採血で出会った人々

2001年2月12日
 その日あったこと、感じたことといういわゆる日記以外にも、書きたいことがいっぱいあったのね、私ってば。せっかく空いている日付なので、小話を一つ。

 臨床検査技師は検査目的の採血が許されていて、うちの病院では外来の採血を検査技師がやっている。私のように検体検査を担当する検査技師にとっては採血が患者と直接触れる唯一の機会だ。そんな採血現場で出会った忘れられない人たち。
 
 それは8月のある暑い日、この真夏に黒の長袖のシャツといういでたちで、その患者は現れた。

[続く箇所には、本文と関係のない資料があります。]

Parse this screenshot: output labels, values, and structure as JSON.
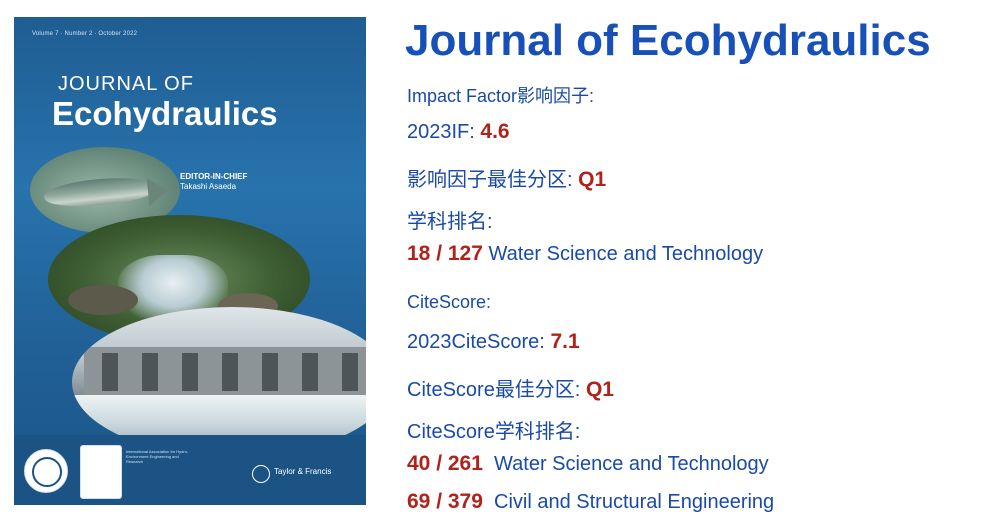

 「○○さ〜ん」と名前を呼んで、いつもの手順で採血の準備をする。患者は私の前で椅子に座ってから、おもむろにシャツの袖を捲り上げた。
 あっ…! と思ったが顔には出せない。その患者の腕には…模様が…。刺青だ、うわぁ、初めて見た。タトゥーなんていう雰囲気じゃない。同じものだけど、やっぱりこれは「刺青」というのがふさわしい。手首の近くまで総柄のシャツを着てるみたいだ。(もしくは全身タイツ)
 「ちょっときつく縛りますね〜」駆血帯を巻いて、アルコール綿を準備。血管なんか見えやしない。指で触って確認。ふ〜ん、普通の皮膚と、触り心地は一緒なのね…なんて感心してる場合じゃないっ! 血管血管…おお、大丈夫。しっかりしたのがあるよ。

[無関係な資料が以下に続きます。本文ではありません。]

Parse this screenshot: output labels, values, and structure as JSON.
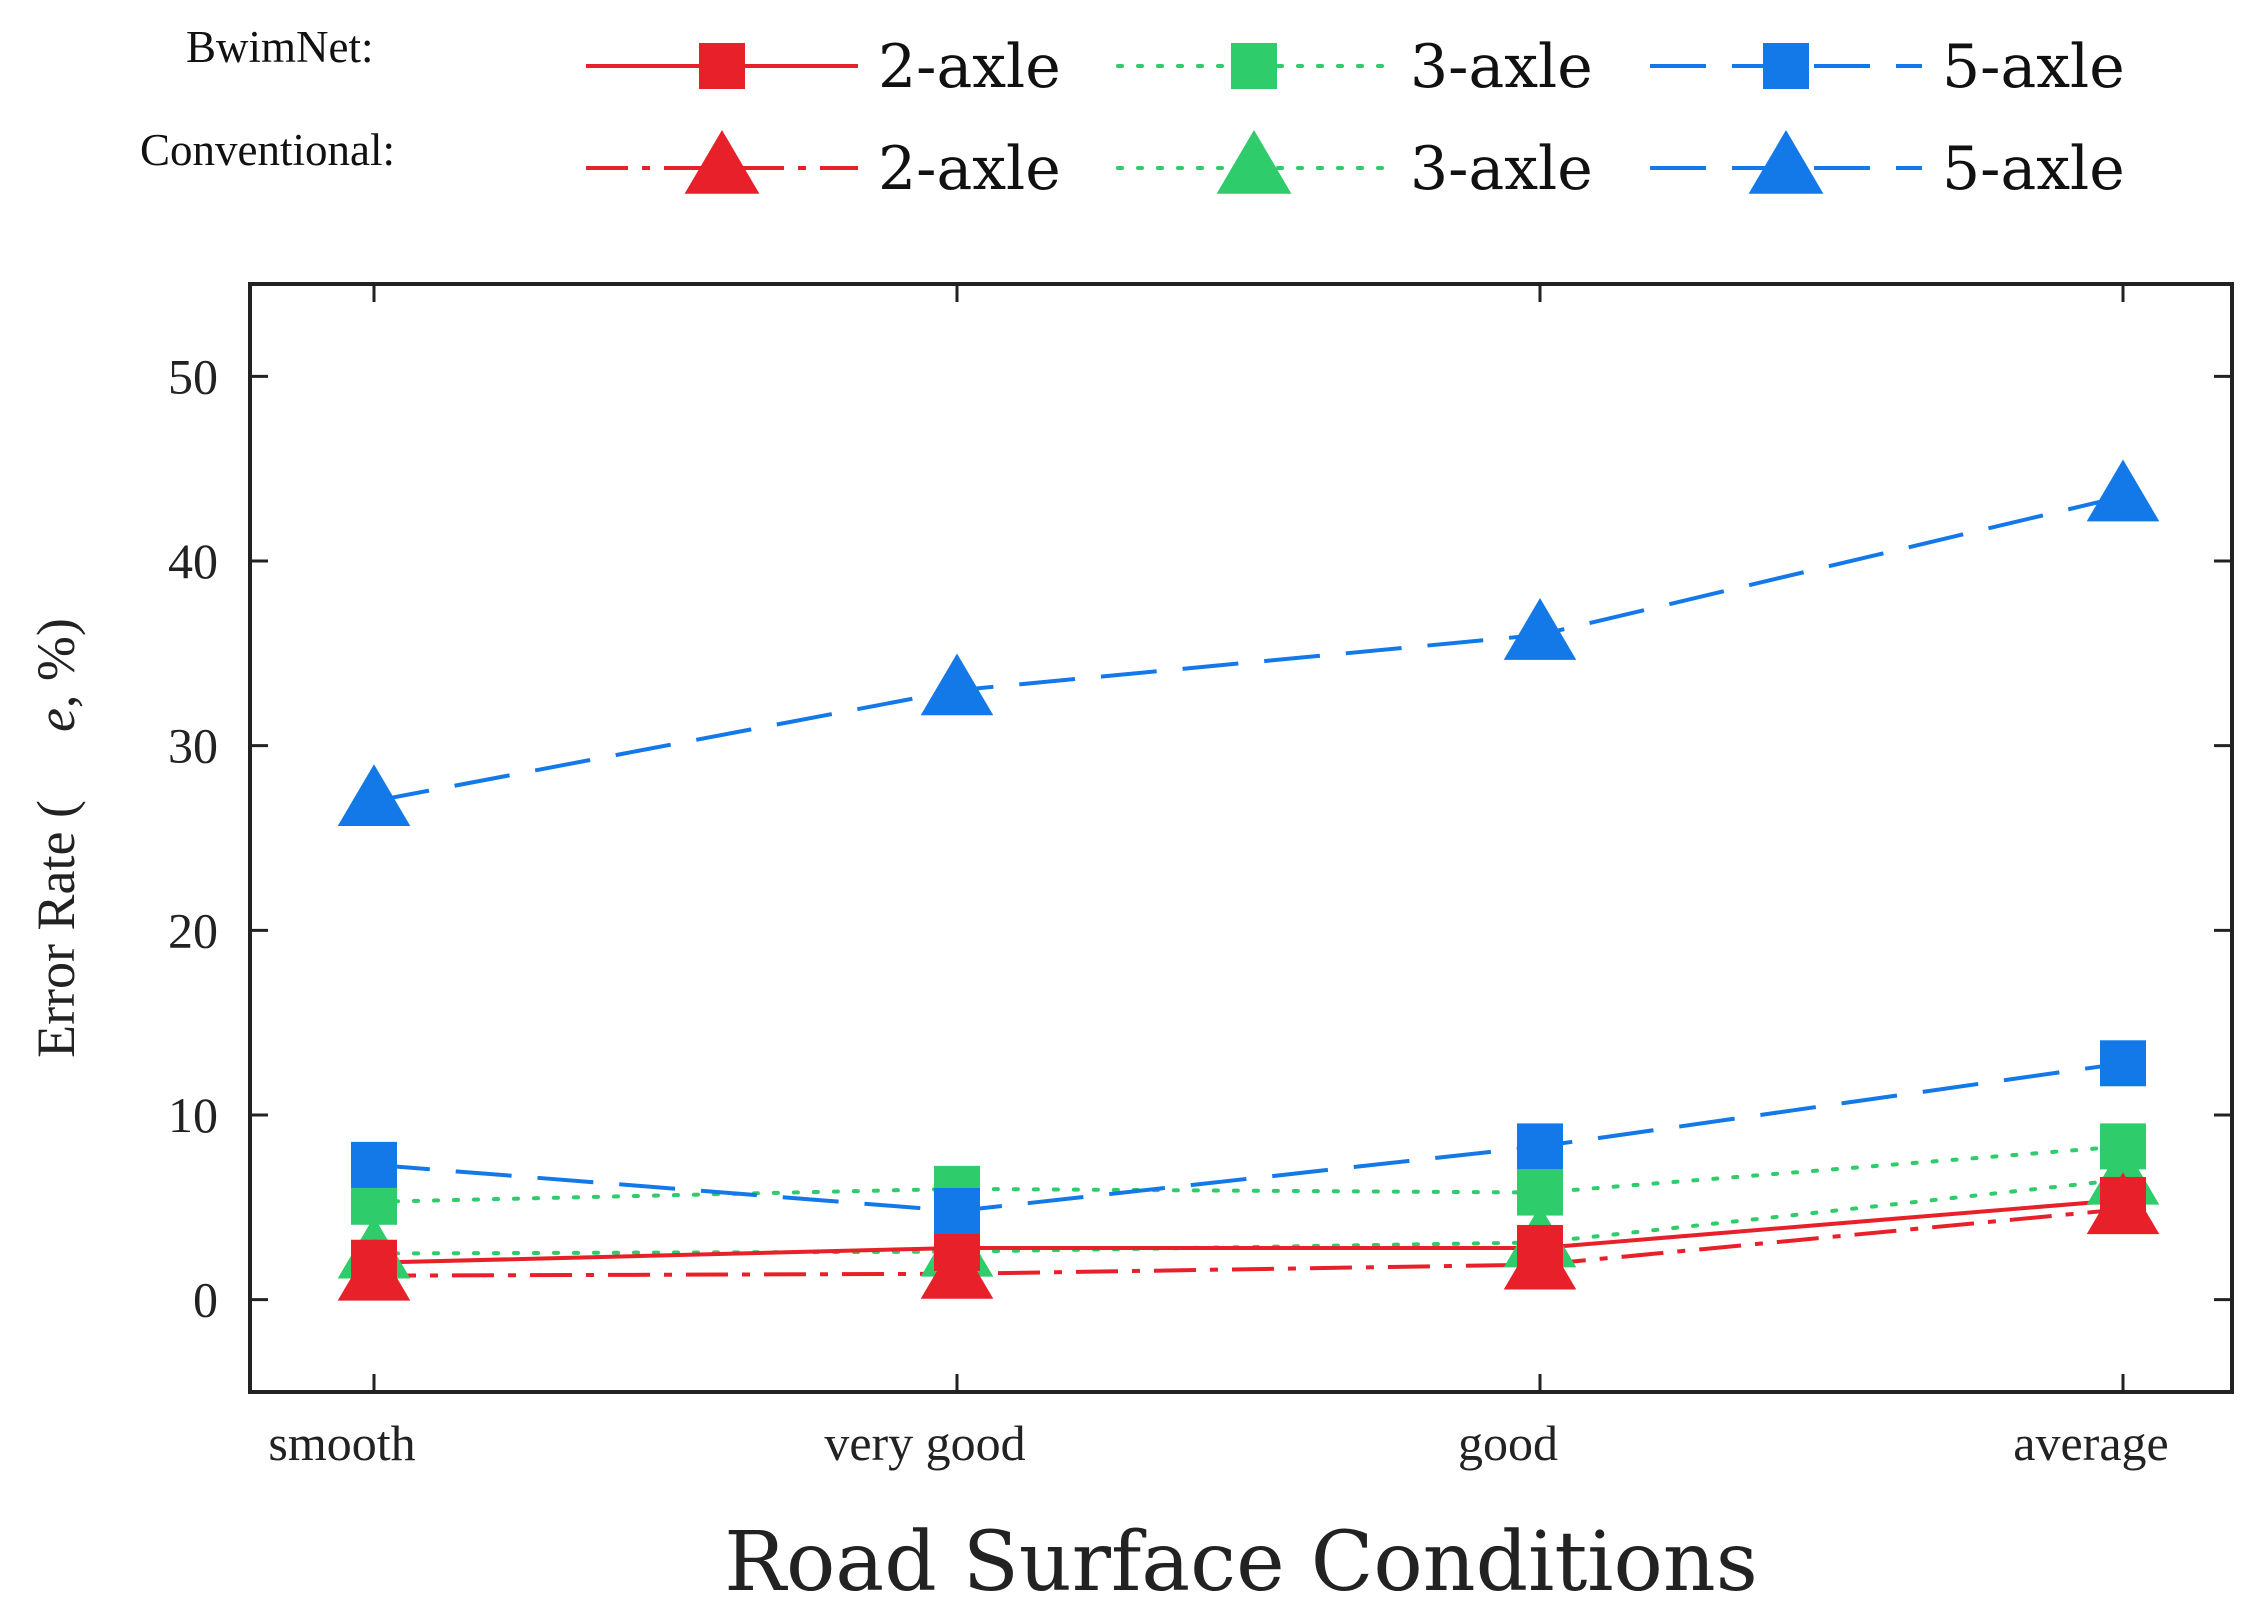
{
  "chart_data": {
    "type": "line",
    "title": "",
    "xlabel": "Road Surface Conditions",
    "ylabel": "Error Rate (",
    "ylabel_symbol": "e",
    "ylabel_unit": ", %)",
    "categories": [
      "smooth",
      "very good",
      "good",
      "average"
    ],
    "ylim": [
      -5,
      55
    ],
    "yticks": [
      "0",
      "10",
      "20",
      "30",
      "40",
      "50"
    ],
    "ytick_values": [
      0,
      10,
      20,
      30,
      40,
      50
    ],
    "legend": {
      "placement": "top",
      "groups": [
        "BwimNet:",
        "Conventional:"
      ]
    },
    "series": [
      {
        "name": "2-axle",
        "group": "BwimNet:",
        "method": "BwimNet",
        "color": "#e8202a",
        "dash": "solid",
        "marker": "square",
        "values": [
          2.0,
          2.8,
          2.8,
          5.4
        ]
      },
      {
        "name": "3-axle",
        "group": "BwimNet:",
        "method": "BwimNet",
        "color": "#2ecc6a",
        "dash": "dotted",
        "marker": "square",
        "values": [
          5.3,
          6.0,
          5.8,
          8.3
        ]
      },
      {
        "name": "5-axle",
        "group": "BwimNet:",
        "method": "BwimNet",
        "color": "#1479e8",
        "dash": "longdash",
        "marker": "square",
        "values": [
          7.3,
          4.8,
          8.3,
          12.8
        ]
      },
      {
        "name": "2-axle",
        "group": "Conventional:",
        "method": "Conventional",
        "color": "#e8202a",
        "dash": "dashdot",
        "marker": "triangle",
        "values": [
          1.3,
          1.4,
          1.9,
          4.9
        ]
      },
      {
        "name": "3-axle",
        "group": "Conventional:",
        "method": "Conventional",
        "color": "#2ecc6a",
        "dash": "dotted",
        "marker": "triangle",
        "values": [
          2.5,
          2.6,
          3.1,
          6.5
        ]
      },
      {
        "name": "5-axle",
        "group": "Conventional:",
        "method": "Conventional",
        "color": "#1479e8",
        "dash": "longdash",
        "marker": "triangle",
        "values": [
          27.0,
          33.0,
          36.0,
          43.5
        ]
      }
    ]
  }
}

 アルコール綿で消毒。採血用のシリンジを用意して、さぁ刺すぞ、となったとき手の動きが止まる。「あれ? どこ刺しゃあいいんだ?」
 しまった、血管見えないんだよ、模様のせいで。仕方なくもう一度指で触る。よしよし、ここだ、牡丹の花びらのふち。
 「ちょーっとチクッとしますね〜」針を刺す時に私が言う定番のセリフ。しかし心の中では「こいつを彫るほうが痛いだろう」と思ってみたりして。ぷすっ…あ、上手く入った。ホッと一息。
 無事採血が終わり、「お大事に〜」と送り出した後でどっと来た。怖ぇ。そういえばなんとなく雰囲気もそのスジの人っぽい。よかった…上手くいって、本当に。

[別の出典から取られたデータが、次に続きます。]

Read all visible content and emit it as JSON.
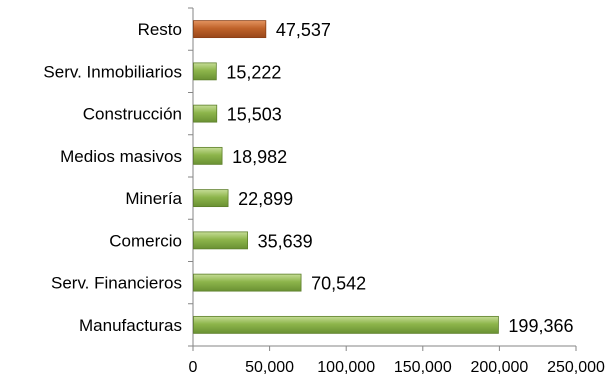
{
  "chart_data": {
    "type": "bar",
    "orientation": "horizontal",
    "categories": [
      "Resto",
      "Serv. Inmobiliarios",
      "Construcción",
      "Medios masivos",
      "Minería",
      "Comercio",
      "Serv. Financieros",
      "Manufacturas"
    ],
    "values": [
      47537,
      15222,
      15503,
      18982,
      22899,
      35639,
      70542,
      199366
    ],
    "value_labels": [
      "47,537",
      "15,222",
      "15,503",
      "18,982",
      "22,899",
      "35,639",
      "70,542",
      "199,366"
    ],
    "bar_colors": [
      "#C0632A",
      "#8DB54B",
      "#8DB54B",
      "#8DB54B",
      "#8DB54B",
      "#8DB54B",
      "#8DB54B",
      "#8DB54B"
    ],
    "highlight_color": "#C0632A",
    "base_color": "#8DB54B",
    "xlim": [
      0,
      250000
    ],
    "x_ticks": [
      0,
      50000,
      100000,
      150000,
      200000,
      250000
    ],
    "x_tick_labels": [
      "0",
      "50,000",
      "100,000",
      "150,000",
      "200,000",
      "250,000"
    ],
    "grid": false,
    "legend": "none",
    "title": "",
    "xlabel": "",
    "ylabel": ""
  }
}
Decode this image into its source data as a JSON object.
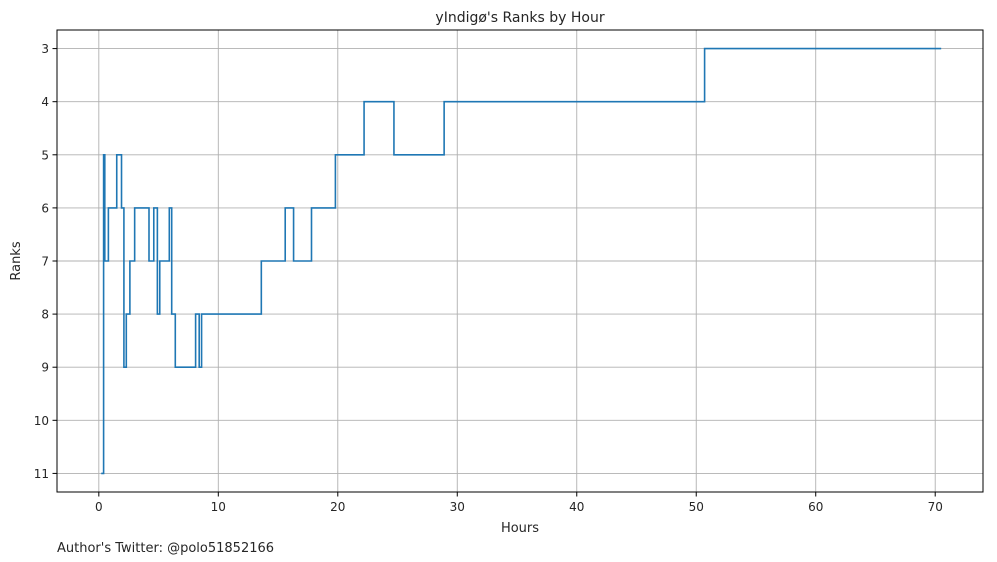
{
  "chart_data": {
    "type": "line",
    "drawstyle": "steps-post",
    "title": "yIndigø's Ranks by Hour",
    "xlabel": "Hours",
    "ylabel": "Ranks",
    "xlim": [
      -3.5,
      74
    ],
    "ylim": [
      11.35,
      2.65
    ],
    "y_inverted": true,
    "xticks": [
      0,
      10,
      20,
      30,
      40,
      50,
      60,
      70
    ],
    "yticks": [
      3,
      4,
      5,
      6,
      7,
      8,
      9,
      10,
      11
    ],
    "grid": true,
    "line_color": "#1f77b4",
    "series": [
      {
        "x": [
          0.2,
          0.4,
          0.5,
          0.8,
          1.0,
          1.5,
          1.9,
          2.1,
          2.3,
          2.6,
          3.0,
          4.2,
          4.6,
          4.9,
          5.1,
          5.9,
          6.1,
          6.4,
          8.1,
          8.4,
          8.6,
          13.6,
          15.6,
          16.3,
          17.8,
          19.8,
          22.2,
          24.7,
          28.9,
          50.7,
          70.5
        ],
        "y": [
          11,
          5,
          7,
          6,
          6,
          5,
          6,
          9,
          8,
          7,
          6,
          7,
          6,
          8,
          7,
          6,
          8,
          9,
          8,
          9,
          8,
          7,
          6,
          7,
          6,
          5,
          4,
          5,
          4,
          3,
          3
        ]
      }
    ]
  },
  "annotation": "Author's Twitter: @polo51852166",
  "colors": {
    "line": "#1f77b4",
    "grid": "#b0b0b0",
    "axes": "#000000",
    "text": "#262626"
  }
}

 あの時の腕に彫られた牡丹の花は今でも鮮明に思い出すことができる。初めての模様体験。私は普通の患者と何も変わらず扱って無事任務を遂行したが、今いっしょに働いている生理検査室(心電図や脳波をとる)の技師さんは上半身裸になったやはり模様つきの患者に思わずこういったそうだ。
 「うわぁ〜、キレイですねぇ」
 言われた方はまんざらでもなかったらしい。今度模様の人に出会ったら誉めてみようか、とも思ったが、私にはできそうもない。

 強烈な人は他にもたくさんいたが、それはまた別の機会に…。